Find some worthy goals and projects that suit you, and get fired up and passionate about them. Sure, work those projects from the here and now. Don’t get ahead of yourself. Delight in the small steps along the way. And don’t let the setbacks surprise or defeat you. But always remember, never forget, never lose sight of the fact that once you figure out what sort of worthy projects suit you, nothing less than the meaning of your life turns on doing your best to make them work out. Well, that and being as lovingkind and compassionate and unselfish as possible. Your job is to make sure you choose projects that do not diminish the prospects that when you die the story is one of a wise person who led, as far as possible, an excellent life. If you dedicate yourself to living wisely and compassionately and mindfully, then even if you, for some reason, miss out on knowing when and how the final chapter ends, we will rightly say that you led a good human life and flourished. If there were gods, they’d bless you. But there aren’t, so they won’t. But we, your fellows who remain alive and on our own personal journeys, will be grateful for who you were and how you were.
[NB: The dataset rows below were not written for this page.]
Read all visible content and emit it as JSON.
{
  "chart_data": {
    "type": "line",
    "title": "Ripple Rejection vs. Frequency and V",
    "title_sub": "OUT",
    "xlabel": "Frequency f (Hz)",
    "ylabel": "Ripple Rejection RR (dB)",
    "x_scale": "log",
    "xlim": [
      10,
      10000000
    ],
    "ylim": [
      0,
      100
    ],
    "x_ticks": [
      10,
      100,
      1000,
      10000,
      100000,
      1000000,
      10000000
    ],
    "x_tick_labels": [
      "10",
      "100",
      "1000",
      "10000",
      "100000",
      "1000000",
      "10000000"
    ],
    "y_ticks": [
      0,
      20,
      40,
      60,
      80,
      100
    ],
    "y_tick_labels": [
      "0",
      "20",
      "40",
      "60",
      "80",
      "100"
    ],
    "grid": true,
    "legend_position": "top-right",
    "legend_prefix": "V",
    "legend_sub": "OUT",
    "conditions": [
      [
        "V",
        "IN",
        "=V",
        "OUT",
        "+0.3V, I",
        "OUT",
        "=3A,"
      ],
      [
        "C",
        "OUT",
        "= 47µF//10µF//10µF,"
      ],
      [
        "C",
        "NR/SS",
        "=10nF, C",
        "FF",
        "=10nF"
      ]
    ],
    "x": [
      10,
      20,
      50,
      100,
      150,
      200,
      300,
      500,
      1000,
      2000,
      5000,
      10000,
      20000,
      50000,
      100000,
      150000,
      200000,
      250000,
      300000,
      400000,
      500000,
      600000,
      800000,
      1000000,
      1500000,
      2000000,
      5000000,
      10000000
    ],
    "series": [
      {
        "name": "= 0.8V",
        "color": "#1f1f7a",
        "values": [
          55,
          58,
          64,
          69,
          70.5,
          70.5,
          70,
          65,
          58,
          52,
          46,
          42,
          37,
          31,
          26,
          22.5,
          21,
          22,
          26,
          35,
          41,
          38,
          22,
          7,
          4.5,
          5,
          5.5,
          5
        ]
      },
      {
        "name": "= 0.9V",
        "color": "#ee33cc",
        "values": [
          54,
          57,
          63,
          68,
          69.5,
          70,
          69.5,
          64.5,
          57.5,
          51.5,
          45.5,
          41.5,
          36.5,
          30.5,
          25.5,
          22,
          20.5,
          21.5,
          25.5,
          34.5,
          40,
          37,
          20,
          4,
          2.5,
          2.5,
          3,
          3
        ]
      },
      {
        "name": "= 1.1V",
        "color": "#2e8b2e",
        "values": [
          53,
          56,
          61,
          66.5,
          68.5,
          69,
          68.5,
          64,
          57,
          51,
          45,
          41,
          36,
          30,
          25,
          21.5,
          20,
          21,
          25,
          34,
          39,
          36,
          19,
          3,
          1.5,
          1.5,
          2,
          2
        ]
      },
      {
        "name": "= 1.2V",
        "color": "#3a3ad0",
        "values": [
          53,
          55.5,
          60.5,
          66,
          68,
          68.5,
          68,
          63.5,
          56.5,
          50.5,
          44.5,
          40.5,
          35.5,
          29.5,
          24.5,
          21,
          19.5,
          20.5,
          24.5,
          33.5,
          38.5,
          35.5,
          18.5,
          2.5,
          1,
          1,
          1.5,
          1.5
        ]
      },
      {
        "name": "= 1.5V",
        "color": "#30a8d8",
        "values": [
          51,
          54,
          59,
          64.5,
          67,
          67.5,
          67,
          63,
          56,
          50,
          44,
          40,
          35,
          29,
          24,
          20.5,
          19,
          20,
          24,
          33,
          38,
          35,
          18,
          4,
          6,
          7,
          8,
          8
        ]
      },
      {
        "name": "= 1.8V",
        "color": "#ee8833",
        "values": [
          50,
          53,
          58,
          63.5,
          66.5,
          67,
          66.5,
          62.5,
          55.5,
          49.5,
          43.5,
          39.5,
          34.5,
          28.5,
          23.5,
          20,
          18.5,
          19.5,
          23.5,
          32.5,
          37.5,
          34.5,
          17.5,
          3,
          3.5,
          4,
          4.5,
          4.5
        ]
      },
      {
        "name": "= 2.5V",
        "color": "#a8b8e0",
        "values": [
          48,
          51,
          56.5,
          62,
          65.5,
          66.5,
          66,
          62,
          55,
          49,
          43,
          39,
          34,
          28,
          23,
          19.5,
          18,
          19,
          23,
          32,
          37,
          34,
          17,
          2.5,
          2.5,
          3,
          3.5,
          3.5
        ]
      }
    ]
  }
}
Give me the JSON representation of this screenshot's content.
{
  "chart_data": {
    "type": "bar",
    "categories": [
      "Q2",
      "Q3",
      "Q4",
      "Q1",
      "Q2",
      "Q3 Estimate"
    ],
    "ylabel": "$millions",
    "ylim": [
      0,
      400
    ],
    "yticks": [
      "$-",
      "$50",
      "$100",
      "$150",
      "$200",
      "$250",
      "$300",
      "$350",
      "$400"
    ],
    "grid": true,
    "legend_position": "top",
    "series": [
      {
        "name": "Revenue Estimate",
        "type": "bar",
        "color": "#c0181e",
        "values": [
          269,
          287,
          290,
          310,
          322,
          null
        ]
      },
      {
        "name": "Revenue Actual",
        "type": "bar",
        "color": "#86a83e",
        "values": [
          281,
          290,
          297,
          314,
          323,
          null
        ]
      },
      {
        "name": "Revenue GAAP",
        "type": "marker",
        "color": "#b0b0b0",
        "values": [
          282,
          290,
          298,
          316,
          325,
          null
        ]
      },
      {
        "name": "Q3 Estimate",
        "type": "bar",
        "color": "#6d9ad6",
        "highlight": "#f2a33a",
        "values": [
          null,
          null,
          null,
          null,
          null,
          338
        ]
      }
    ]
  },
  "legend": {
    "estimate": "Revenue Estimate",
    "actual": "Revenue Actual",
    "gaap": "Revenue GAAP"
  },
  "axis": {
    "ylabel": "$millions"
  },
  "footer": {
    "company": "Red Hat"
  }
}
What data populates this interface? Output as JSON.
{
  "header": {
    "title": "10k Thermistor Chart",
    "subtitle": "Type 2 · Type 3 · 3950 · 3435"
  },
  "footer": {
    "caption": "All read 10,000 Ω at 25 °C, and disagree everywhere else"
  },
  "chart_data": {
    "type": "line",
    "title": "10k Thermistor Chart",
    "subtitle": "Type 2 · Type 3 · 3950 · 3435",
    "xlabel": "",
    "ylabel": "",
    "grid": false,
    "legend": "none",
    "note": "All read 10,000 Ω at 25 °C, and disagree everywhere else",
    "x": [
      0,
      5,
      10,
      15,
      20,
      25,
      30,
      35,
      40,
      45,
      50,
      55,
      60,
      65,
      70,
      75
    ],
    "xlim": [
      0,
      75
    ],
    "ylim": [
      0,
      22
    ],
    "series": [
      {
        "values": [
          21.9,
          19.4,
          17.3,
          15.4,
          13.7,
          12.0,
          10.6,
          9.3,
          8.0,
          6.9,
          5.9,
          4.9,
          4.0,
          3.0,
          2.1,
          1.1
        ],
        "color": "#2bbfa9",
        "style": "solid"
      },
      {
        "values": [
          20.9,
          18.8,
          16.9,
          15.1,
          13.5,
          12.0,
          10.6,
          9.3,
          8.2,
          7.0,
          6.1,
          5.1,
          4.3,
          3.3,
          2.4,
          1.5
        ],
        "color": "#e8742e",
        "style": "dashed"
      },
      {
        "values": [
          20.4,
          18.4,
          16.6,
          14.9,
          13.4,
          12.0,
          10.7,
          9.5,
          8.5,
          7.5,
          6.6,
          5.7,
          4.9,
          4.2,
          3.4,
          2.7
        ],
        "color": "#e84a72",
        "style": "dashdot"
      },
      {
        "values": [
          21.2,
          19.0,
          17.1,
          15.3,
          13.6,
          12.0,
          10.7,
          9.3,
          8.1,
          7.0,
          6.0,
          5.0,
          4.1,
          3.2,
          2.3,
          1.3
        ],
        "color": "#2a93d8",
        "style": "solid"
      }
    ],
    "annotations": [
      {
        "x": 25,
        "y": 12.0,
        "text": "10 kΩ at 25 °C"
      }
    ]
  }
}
You flourished, Buddhist style, and you increased our chances for doing the same. (162-3)

The common thread in these three passages is that they proffer wisdom without venturing too deeply into the particulars of Buddhism or any other philosophical/religious system of thought. They demonstrate not the intellectual products of a rigorous research project, but rather the dispositional effects of Buddhist thought on Flanagan’s body-mind. If a naturalized form of Buddhism has a major role to play in humanity’s future––as I believe it does––then this is perhaps its most precious gift: Not a set of rules for “virtuous” conduct or a lecture on humanity’s innate flaws and how to overcome them, but the transmission of a path, a way of facing suffering and mortality that eschews illusion and celebrates affection, enjoyment, and acceptance.